Arrêt Nº283137 de Conseil du Contentieux des Etrangers, 13/01/2023

Judgment Date13 janvier 2023
Procedure TypePlein contentieux
Judgement Number283137
CourtIVde KAMER (Raad voor Vreemdelingengeschillen)
RvV X Pagina 1
nr. 283 137 van 13 januari 2023
in de zaak RvV X / IV
Inzake: X
Gekozen woonplaats: ten kantore van advocaat J. HARDY
Rue de la Draisine 2/004
1348 LOUVAIN-LA-NEUVE
tegen:
de commissaris-generaal voor de vluchtelingen en de staatlozen
DE WND. VOORZITTER VAN DE IVde KAMER,
Gezien het verzoekschrift dat X, die verklaart van Eritrese nationaliteit te zijn, op 26 augustus 2022 heeft
ingediend tegen de beslissing van de commissaris-generaal voor de vluchtelingen en de staatlozen van
2 augustus 2022.
Gelet op artikel 51/4 van de wet van 15 december 1980 betreffende de toegang tot het grondgebied, het
verblijf, de vestiging en de verwijdering van vreemdelingen.
Gezien het administratief dossier.
Gelet op de beschikking van 7 november 2022 waarbij de terechtzitting wordt bepaald op
16 december 2022.
Gehoord het verslag van rechter in vreemdelingenzaken C. DIGNEF.
Gehoord de opmerkingen van de verzoekende partij en haar advocaat VERDUSSEN loco advocaat
J. HARDY en van attaché H. NUYTS, die verschijnt voor de verwerende partij.
WIJST NA BERAAD HET VOLGENDE ARREST:
1. Over de gegevens van de zaak
De bestreden beslissing luidt als volgt:
A. Feitenrelaas
U werd geboren op 12 april 1977 in de hoofdstad Asmara. U bent etnisch Tigrinya en orthodox-chri stenen.

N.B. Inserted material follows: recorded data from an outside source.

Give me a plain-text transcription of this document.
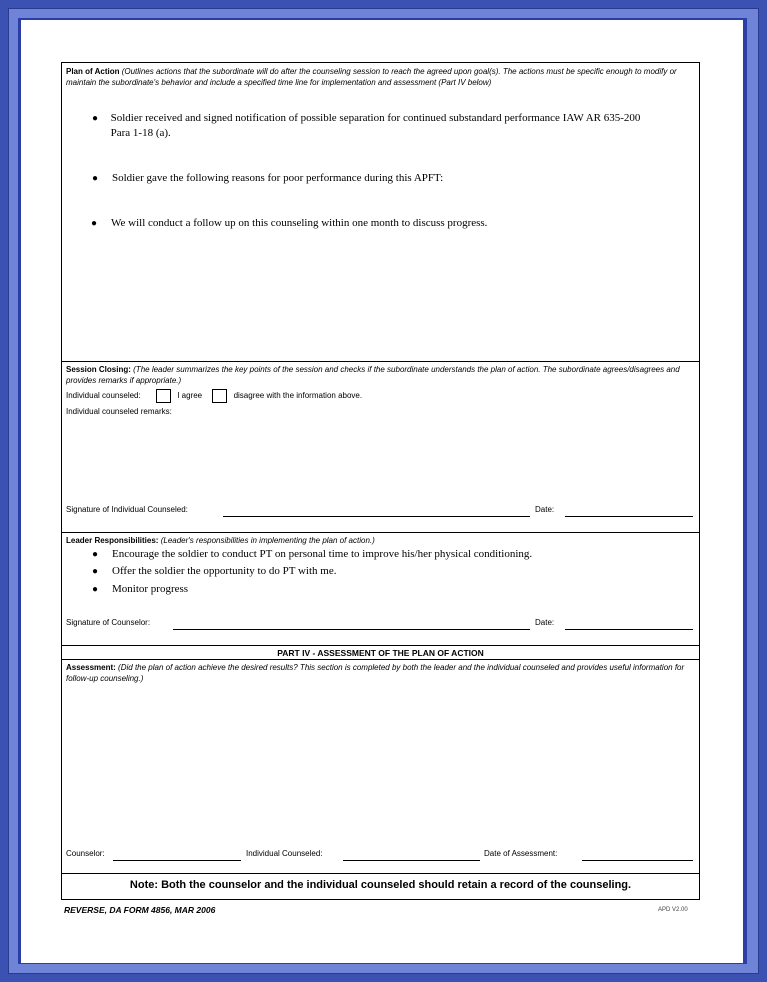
Plan of Action (Outlines actions that the subordinate will do after the counseling session to reach the agreed upon goal(s). The actions must be specific enough to modify or maintain the subordinate's behavior and include a specified time line for implementation and assessment (Part IV below)
●	Soldier received and signed notification of possible separation for continued substandard performance IAW AR 635-200 Para 1-18 (a).
●	Soldier gave the following reasons for poor performance during this APFT:
●	We will conduct a follow up on this counseling within one month to discuss progress.
Session Closing: (The leader summarizes the key points of the session and checks if the subordinate understands the plan of action. The subordinate agrees/disagrees and provides remarks if appropriate.)
Individual counseled:	I agree	disagree with the information above.
Individual counseled remarks:
Signature of Individual Counseled:	Date:
Leader Responsibilities: (Leader's responsibilities in implementing the plan of action.)
●	Encourage the soldier to conduct PT on personal time to improve his/her physical conditioning.
●	Offer the soldier the opportunity to do PT with me.
●	Monitor progress
Signature of Counselor:	Date:
PART IV - ASSESSMENT OF THE PLAN OF ACTION
Assessment: (Did the plan of action achieve the desired results? This section is completed by both the leader and the individual counseled and provides useful information for follow-up counseling.)
Counselor:	Individual Counseled:	Date of Assessment:
Note: Both the counselor and the individual counseled should retain a record of the counseling.
REVERSE, DA FORM 4856, MAR 2006	APD V2.00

U liep in Asmara school tot de 11de graad en u werd in november 1997 tijdens de 7de ronde opgeroepen
voor uw militaire training in Sawa. Na 6 maanden militaire training werd u gestationeerd in de stad Barentu
bij het 161ste korps en u verbleef daar gedurende één jaar. U was er voornamelijk verantwoordelijk voor
logistieke taken zoals het versturen van voedingsproducten naar de soldaten maar u werkte er ook
RvV X Pagina 2
deeltijds als ‘security guard’ aan de grens. Na een jaar – in mei 1999 – werd u getransfereerd naar Fowlina.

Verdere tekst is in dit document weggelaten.